Dr. Mora has received numerous honors and awards for her activism and scholarship. In 2002, she received the California Association for Bilingual Education Award for Excellence in Research and Scholarly Activity for her MoraModules Website for biliteracy and English language development educators. In 2009, Dr. Mora was recognized with the Promoting Biliteracy Award from the Two-way California Association for Bilingual Education for her strong advocacy for educational equity for language minority students.
In her active retirement, Dr. Mora continues to work as an author of professional books for dual language teachers and as a consulting author with Benchmark Education Company. She maintains her MoraModules Website at moramodules.com. The website includes a Book Companion Website to accompany her textbook Spanish Language Pedagogy for Biliteracy Programs (2016) with Montezuma Publishing. Dr. Mora’s book, co-authored with Silvia Dorta-Duque de Reyes, titled Biliteracy and cross-cultural teaching: A framework for standards-based transfer instruction in dual language programs will be published in January 2025 with Brookes Publishing.

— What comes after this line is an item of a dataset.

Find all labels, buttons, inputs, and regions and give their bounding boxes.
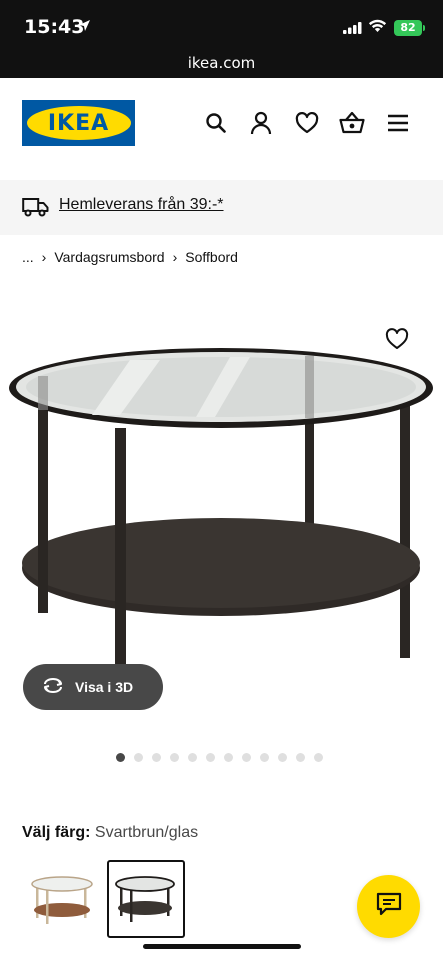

View the resources from her presentation here!
Reaffirming Our Multilingual/Multiliteracies Pedagogical Knowledge Base: Strengthening the Research to Practice Connection
1.Reaffirming Our Multilingual/Multiliteracies Pedagogical Knowledge Base (3m 55s) "Research has been very much politicized recently, so we are looking again at that base of research literature that supports effective practices in our field, especially for Multilingual Learners." |
2. The Research to Practice Connection (5m 59s) "We must look at teaching and learning from multiple academic disciplines...We want to support teachers in articulating that knowledge base [about how children learn to read and write] and in formulating a theoretical orientation that works as a pedagogical toolset." |
3. The Watershed Metaphor (5m 27s) "We are looking at the Science of Language, not just the Science of Reading. There is a great deal of research on writing... great researchers emphasize that most children learn decoding through writing." |
4. A Teacher’s theoretical orientation toward literacy (3m 39s) "A teacher’s theoretical orientation toward literacy guides the goals the teacher sets for the classroom reading and writing program." |
"Second language acquisition and second language proficiency are important elements in literacy and biliteracy learning for different student populations... If we only consider bilingual learners as being homogenous, all alike, we will miss out on a lot of the knowledge that research gives us about how their individual differences and their individual bilingual experiences in the home and in school are influencing their learning." |
6. Setting Expected Gains: Differential Growth Rates in the Four Language Domains (3m 34s) "There are four language domains and the learning trajectory for each one is quite different... Reclassified students are actually outperforming English-only students." |
7. Teaching for Transfer: The Role of Syntax in Cueing Meaning (I) (6m 54s) “The subsystems of language can be studied and researched individually, but also in relationship to each other. Some of the cueing systems have fallen out of favor, but we must depend on them all.” |
8. Teaching for Transfer: The Role of Syntax in Cueing Meaning (II) (3m 17s) “When we are teaching phonological awareness in Spanish, there are five different levels... We are reproducing and communicating the meaning of the word through the orthography of the language.” |
9. Common Core en Español: A Roadmap to Biliteracy (10m 26s) “There is no one “perfect method” for teaching reading to all children. Teachers, policy makers, researchers, and teacher educators need to recognize that the answer is not in the method but in the teacher.” |
Presentation Citation:
Kerper Mora, J. (2024, October 10). Reaffirming Our Multilingual/Multiliteracies Pedagogical Knowledge Base: Strengthening the Research to Practice Connection [Featured Speaker Presentation] CEEL Featured Speaker Series, Los Angeles, CA, United States.